Jornal Correio Braziliense

Economia

Relator da ONU para alimentação pede à UE que abandone os biocombustíveis

Roma - O relator das Nações Unidas para o Direito à Alimentação, Olivier De Schutter, pediu à União Europeia (UE) que abandone os biocombustíveis, já que sua produção compete com a que se destina à alimentação. Este pedido acontece no mesmo dia em que a Comissão Europeia propôs uma reorientação de sua política em termos de biocombustíveis para reduzir o impacto negativo na produção alimentar.

"A UE não apenas deve revisar em baixa seus objetivos de incorporação dos biocombustíveis como está por fazer, (como também) deve ter a coragem política de abandoná-los. Os Estados Unidos deveriam fazer a mesma coisa", afirmou em declarações nesta quarta-feira (17/10). "É perigoso, em uma situação em que os estoques mundiais de grãos também são baixos, fixar objetivos igualmente inatingíveis", afirmou.

Em 2008, a UE fixou como meta que as energias renováveis representem, antes de 2020, 10% do consumo da energia do setor do transporte. Esse setor já equivale a 4,5%. Nesta quarta-feira, Bruxelas anunciou a intenção de impor um teto aos biocombustíveis de "primeira geração", ou seja os produtos derivados de cultivos alimentícios (trigo, milho, beterraba, etc) para estimular o setor a desenvolver biocombustíveis com base em outras matérias-primas, como os resíduos e a palha.
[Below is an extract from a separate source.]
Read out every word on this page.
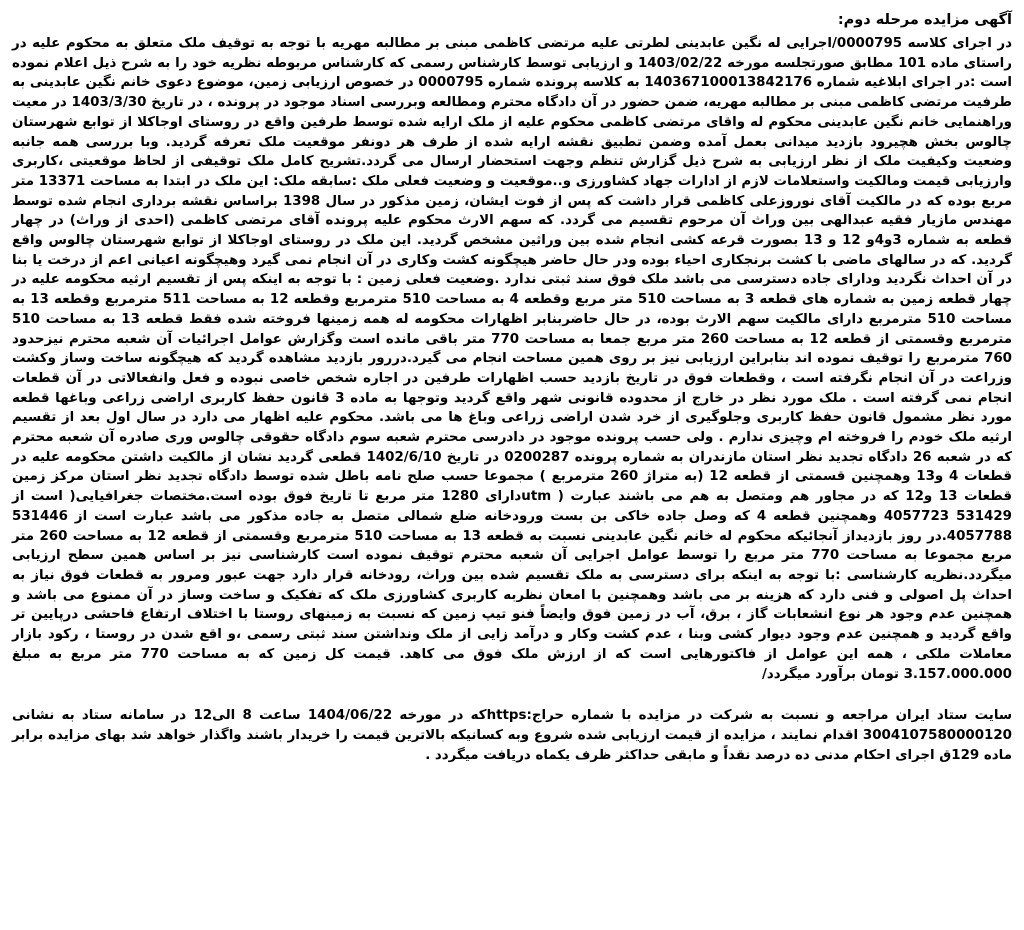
آگهی مزایده مرحله دوم:

در اجرای کلاسه 0000795/اجرایی له نگین عابدینی لطرتی علیه مرتضی کاظمی مبنی بر مطالبه مهریه با توجه به توقیف ملک متعلق به محکوم علیه در راستای ماده 101 مطابق صورتجلسه مورخه 1403/02/22 و ارزیابی توسط کارشناس رسمی که کارشناس مربوطه نظریه خود را به شرح ذیل اعلام نموده است :در اجرای ابلاغیه شماره 140367100013842176 به کلاسه پرونده شماره 0000795 در خصوص ارزیابی زمین، موضوع دعوی خانم نگین عابدینی به طرفیت مرتضی کاظمی مبنی بر مطالبه مهریه، ضمن حضور در آن دادگاه محترم ومطالعه وبررسی اسناد موجود در پرونده ، در تاریخ 1403/3/30 در معیت وراهنمایی خانم نگین عابدینی محکوم له واقای مرتضی کاظمی محکوم علیه از ملک ارایه شده توسط طرفین واقع در روستای اوجاکلا از توابع شهرستان چالوس بخش هچیرود بازدید میدانی بعمل آمده وضمن تطبیق نقشه ارایه شده از طرف هر دونفر موقعیت ملک تعرفه گردید. وبا بررسی همه جانبه وضعیت وکیفیت ملک از نظر ارزیابی به شرح ذیل گزارش تنظم وجهت استحضار ارسال می گردد.تشریح کامل ملک توقیفی از لحاظ موقعیتی ،کاربری وارزیابی قیمت ومالکیت واستعلامات لازم از ادارات جهاد کشاورزی و..موقعیت و وضعیت فعلی ملک :سابقه ملک: این ملک در ابتدا به مساحت 13371 متر مربع بوده که در مالکیت آقای نوروزعلی کاظمی قرار داشت که پس از فوت ایشان، زمین مذکور در سال 1398 براساس نقشه برداری انجام شده توسط مهندس مازیار فقیه عبدالهی بین وراث آن مرحوم تقسیم می گردد. که سهم الارث محکوم علیه پرونده آقای مرتضی کاظمی (احدی از وراث) در چهار قطعه به شماره 3و4و 12 و 13 بصورت قرعه کشی انجام شده بین وراثین مشخص گردید. این ملک در روستای اوجاکلا از توابع شهرستان چالوس واقع گردید. که در سالهای ماضی با کشت برنجکاری احیاء بوده ودر حال حاضر هیچگونه کشت وکاری در آن انجام نمی گیرد وهیچگونه اعیانی اعم از درخت یا بنا در آن احداث نگردید ودارای جاده دسترسی می باشد ملک فوق سند ثبتی ندارد .وضعیت فعلی زمین : با توجه به اینکه پس از تقسیم ارثیه محکومه علیه در چهار قطعه زمین به شماره های قطعه 3 به مساحت 510 متر مربع وقطعه 4 به مساحت 510 مترمربع وقطعه 12 به مساحت 511 مترمربع وقطعه 13 به مساحت 510 مترمربع دارای مالکیت سهم الارث بوده، در حال حاضربنابر اظهارات محکومه له همه زمینها فروخته شده فقط قطعه 13 به مساحت 510 مترمربع وقسمتی از قطعه 12 به مساحت 260 متر مربع جمعا به مساحت 770 متر باقی مانده است وگزارش عوامل اجرائیات آن شعبه محترم نیزحدود 760 مترمربع را توقیف نموده اند بنابراین ارزیابی نیز بر روی همین مساحت انجام می گیرد.دررور بازدید مشاهده گردید که هیچگونه ساخت وساز وکشت وزراعت در آن انجام نگرفته است ، وقطعات فوق در تاریخ بازدید حسب اظهارات طرفین در اجاره شخص خاصی نبوده و فعل وانفعالاتی در آن قطعات انجام نمی گرفته است . ملک مورد نظر در خارج از محدوده قانونی شهر واقع گردید وتوجها به ماده 3 قانون حفظ کاربری اراضی زراعی وباغها قطعه مورد نظر مشمول قانون حفظ کاربری وجلوگیری از خرد شدن اراضی زراعی وباغ ها می باشد. محکوم علیه اظهار می دارد در سال اول بعد از تقسیم ارثیه ملک خودم را فروخته ام وچیزی ندارم . ولی حسب پرونده موجود در دادرسی محترم شعبه سوم دادگاه حقوقی چالوس وری صادره آن شعبه محترم که در شعبه 26 دادگاه تجدید نظر استان مازندران به شماره پرونده 0200287 در تاریخ 1402/6/10 قطعی گردید نشان از مالکیت داشتن محکومه علیه در قطعات 4 و13 وهمچنین قسمتی از قطعه 12 (به متراژ 260 مترمربع ) مجموعا حسب صلح نامه باطل شده توسط دادگاه تجدید نظر استان مرکز زمین قطعات 13 و12 که در مجاور هم ومتصل به هم می باشند عبارت ( utmدارای 1280 متر مربع تا تاریخ فوق بوده است.مختصات جغرافیایی( است از 531429 4057723 وهمچنین قطعه 4 که وصل جاده خاکی بن بست ورودخانه ضلع شمالی متصل به جاده مذکور می باشد عبارت است از 531446 4057788.در روز بازدیداز آنجائیکه محکوم له خانم نگین عابدینی نسبت به قطعه 13 به مساحت 510 مترمربع وقسمتی از قطعه 12 به مساحت 260 متر مربع مجموعا به مساحت 770 متر مربع را توسط عوامل اجرایی آن شعبه محترم توقیف نموده است کارشناسی نیز بر اساس همین سطح ارزیابی میگردد.نظریه کارشناسی :با توجه به اینکه برای دسترسی به ملک تقسیم شده بین وراث، رودخانه قرار دارد جهت عبور ومرور به قطعات فوق نیاز به احداث پل اصولی و فنی دارد که هزینه بر می باشد وهمچنین با امعان نظربه کاربری کشاورزی ملک که تفکیک و ساخت وساز در آن ممنوع می باشد و همچنین عدم وجود هر نوع انشعابات گاز ، برق، آب در زمین فوق وایضاً فنو تیپ زمین که نسبت به زمینهای روستا با اختلاف ارتفاع فاحشی درپایین تر واقع گردید و همچنین عدم وجود دیوار کشی وبنا ، عدم کشت وکار و درآمد زایی از ملک ونداشتن سند ثبتی رسمی ،و اقع شدن در روستا ، رکود بازار معاملات ملکی ، همه این عوامل از فاکتورهایی است که از ارزش ملک فوق می کاهد. قیمت کل زمین که به مساحت 770 متر مربع به مبلغ 3.157.000.000 تومان برآورد میگردد/

سایت ستاد ایران مراجعه و نسبت به شرکت در مزایده با شماره حراج:httpsکه در مورخه 1404/06/22 ساعت 8 الی12 در سامانه ستاد به نشانی 3004107580000120 اقدام نمایند ، مزایده از قیمت ارزیابی شده شروع وبه کسانیکه بالاترین قیمت را خریدار باشند واگذار خواهد شد بهای مزایده برابر ماده 129ق اجرای احکام مدنی ده درصد نقداً و مابقی حداکثر ظرف یکماه دریافت میگردد .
Os biocombustíveis de primeira geração, que representam atualmente 4,5% do consumo de energia do setor de transportes na União Europeia (UE), não poderão superar o teto de 5% até 2020, segundo a proposta. O objetivo global de alcançar 10% de energia renovável no setor de transportes até 2020 segue, no entanto, inalterado. "O objetivo de restringir a conversão de terras em cultivos destinados à produção de biocombustíveis e aumentar os efeitos benéficos no clima dos biocombustíveis utilizados na União Europeia", afirma a comissão em um comunicado.

"Esta proposta estimulará a produção dos biocombustíveis com melhores efeitos", afirmou o comissário europeu de Energia, o alemão Günther Oettinger. Ao conter o desenvolvimento dos biocombustíveis produzidos a partir de cultivos alimentícios, Bruxelas pretende reduzir as interferências na produção mundial de alimentos. Segundo dados da Organização das Nações Unidas para a Agricultura e a Alimentação (FAO), os Estados Unidos, por exemplo, têm como objetivo um uso de 40 % para o milho e a mesma porcentagem para a exportação, mas o tema de diminuir o uso do milho para a produção de biocombustíveis figura na lista de recomendações da entidade.

[SAIBAMAIS]Em agosto passado, o diretor-geral da FAO, o brasileiro José Graziano da Silva, pediu aos Estados Unidos que suspendam a produção de etanol a partir do milho para evitar uma crise alimentar mundial, em uma coluna publicada pelo jornal britânico Financial Times.



"Uma suspensão imediata e temporária da legislação americana (que destina cotas das colheitas de milho à produção de biocombustíveis) daria certo alívio ao mercado e permitiria destinar mais grãos à alimentação humana e animal", destacou o diretor da agência da ONU. "A produção de agrocombustíveis se baseia em importantes colheitas para a exportação, que poucas vezes beneficiam o pequeno agricultor, já que está nas mãos das agroindústrias. O impacto na redução da pobreza rural é irrelevante", explicou.

Segundo Schutter, na maioria dos casos, as grandes empresas que desenvolvem tais colheitas descuidam do desenvolvimento de infraestruturas e "geralmente não cumprem com as promessas de eletrificação", afirmou ainda. O tema dos biocombustíveis, muitos dos quais usam como matérias-primas produtores destinados à alimentação, divida as opiniões no mundo e se converteu num assunto polêmico devido à alta dos preços mundiais dos cereais e outros alimentos básicos.

O Brasil, líder mundial junto aos Estados Unidos na produção de etanol, com o uso da cana de açúcar, defende a produção de biocombustíveis em países pobres como fonte de renda, e assegura que é perfeitamente compatível com a produção de alimentos. A produção de agrocombustíveis também gerou o fenômeno da monopolização de terras em grande escala em vários países do sul do mundo.

Segundo o Banco Mundial (dados de abril de 2010), ao menos 21% da superfície adquirida em países em desenvolvimento são destinados a essa produção. A mesma entidade afirma que a cifra aumentou e que chega a cobrir cerca de um terço das terras.